Au moment de conclure, Fignon insiste : il n’est « ni un fantasme, ni une transposition ». Il n’est qu’un homme, « insoumis et vivant ». Dans le cyclisme moderne, il recherchait la fatigue et les défaillances. Ce qui donne du sens aux exploits. En faisant apparaître ses fatigues, ses faiblesses et ses défaillances tant physiques que morales, il redonne du sens à ses propres exploits à travers son livre. Plus tôt, il cita avec justesse Jacques Anquetil : « Si tu ne fais que vaincre, tu as ton nom dans les statistiques.
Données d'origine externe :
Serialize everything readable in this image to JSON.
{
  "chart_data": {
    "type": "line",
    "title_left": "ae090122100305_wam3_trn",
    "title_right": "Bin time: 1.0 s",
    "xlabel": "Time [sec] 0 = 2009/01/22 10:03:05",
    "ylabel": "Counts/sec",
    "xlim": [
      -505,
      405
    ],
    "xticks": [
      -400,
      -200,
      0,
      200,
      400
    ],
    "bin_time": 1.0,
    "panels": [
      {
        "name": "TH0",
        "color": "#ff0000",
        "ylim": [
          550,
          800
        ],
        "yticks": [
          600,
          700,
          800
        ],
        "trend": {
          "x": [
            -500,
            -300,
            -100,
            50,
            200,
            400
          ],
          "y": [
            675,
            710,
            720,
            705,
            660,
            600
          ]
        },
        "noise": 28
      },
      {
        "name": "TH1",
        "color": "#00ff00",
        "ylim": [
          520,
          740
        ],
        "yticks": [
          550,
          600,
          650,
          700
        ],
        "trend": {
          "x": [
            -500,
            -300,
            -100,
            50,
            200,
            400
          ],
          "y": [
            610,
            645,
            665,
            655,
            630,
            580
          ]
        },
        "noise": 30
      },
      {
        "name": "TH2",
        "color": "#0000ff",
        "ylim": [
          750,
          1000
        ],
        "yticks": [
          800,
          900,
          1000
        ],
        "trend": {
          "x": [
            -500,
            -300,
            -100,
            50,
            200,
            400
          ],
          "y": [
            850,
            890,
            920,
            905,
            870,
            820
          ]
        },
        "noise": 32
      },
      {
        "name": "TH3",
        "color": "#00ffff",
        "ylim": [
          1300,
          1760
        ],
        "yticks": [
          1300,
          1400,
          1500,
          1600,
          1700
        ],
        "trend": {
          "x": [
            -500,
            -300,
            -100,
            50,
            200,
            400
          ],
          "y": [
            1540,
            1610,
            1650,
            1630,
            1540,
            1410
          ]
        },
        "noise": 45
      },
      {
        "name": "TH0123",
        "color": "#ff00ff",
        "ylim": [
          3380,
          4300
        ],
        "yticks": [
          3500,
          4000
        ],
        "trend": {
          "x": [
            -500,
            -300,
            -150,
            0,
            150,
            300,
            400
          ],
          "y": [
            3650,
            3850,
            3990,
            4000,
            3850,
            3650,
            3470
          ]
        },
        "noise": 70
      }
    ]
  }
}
Si tu convaincs, tu entres dans le livre de l’imaginaire ». Fignon y est resté à travers une image de souffrance. Il reprend la main sur les imaginaires avec ce livre, montrant le pouvoir de l’autobiographie pour les sportifs. Non, il n’est pas fantasme, ni transposition. C’est un homme. Avec ses exploits et écarts. L’image de couverture est bien trouvée. On y voit un coureur jeune et insouciant, un homme libre. La lecture de ce livre viendra remplacer à coup sûr d’autres images plus douloureuses par cette image-ci dans l’imaginaire du lecteur.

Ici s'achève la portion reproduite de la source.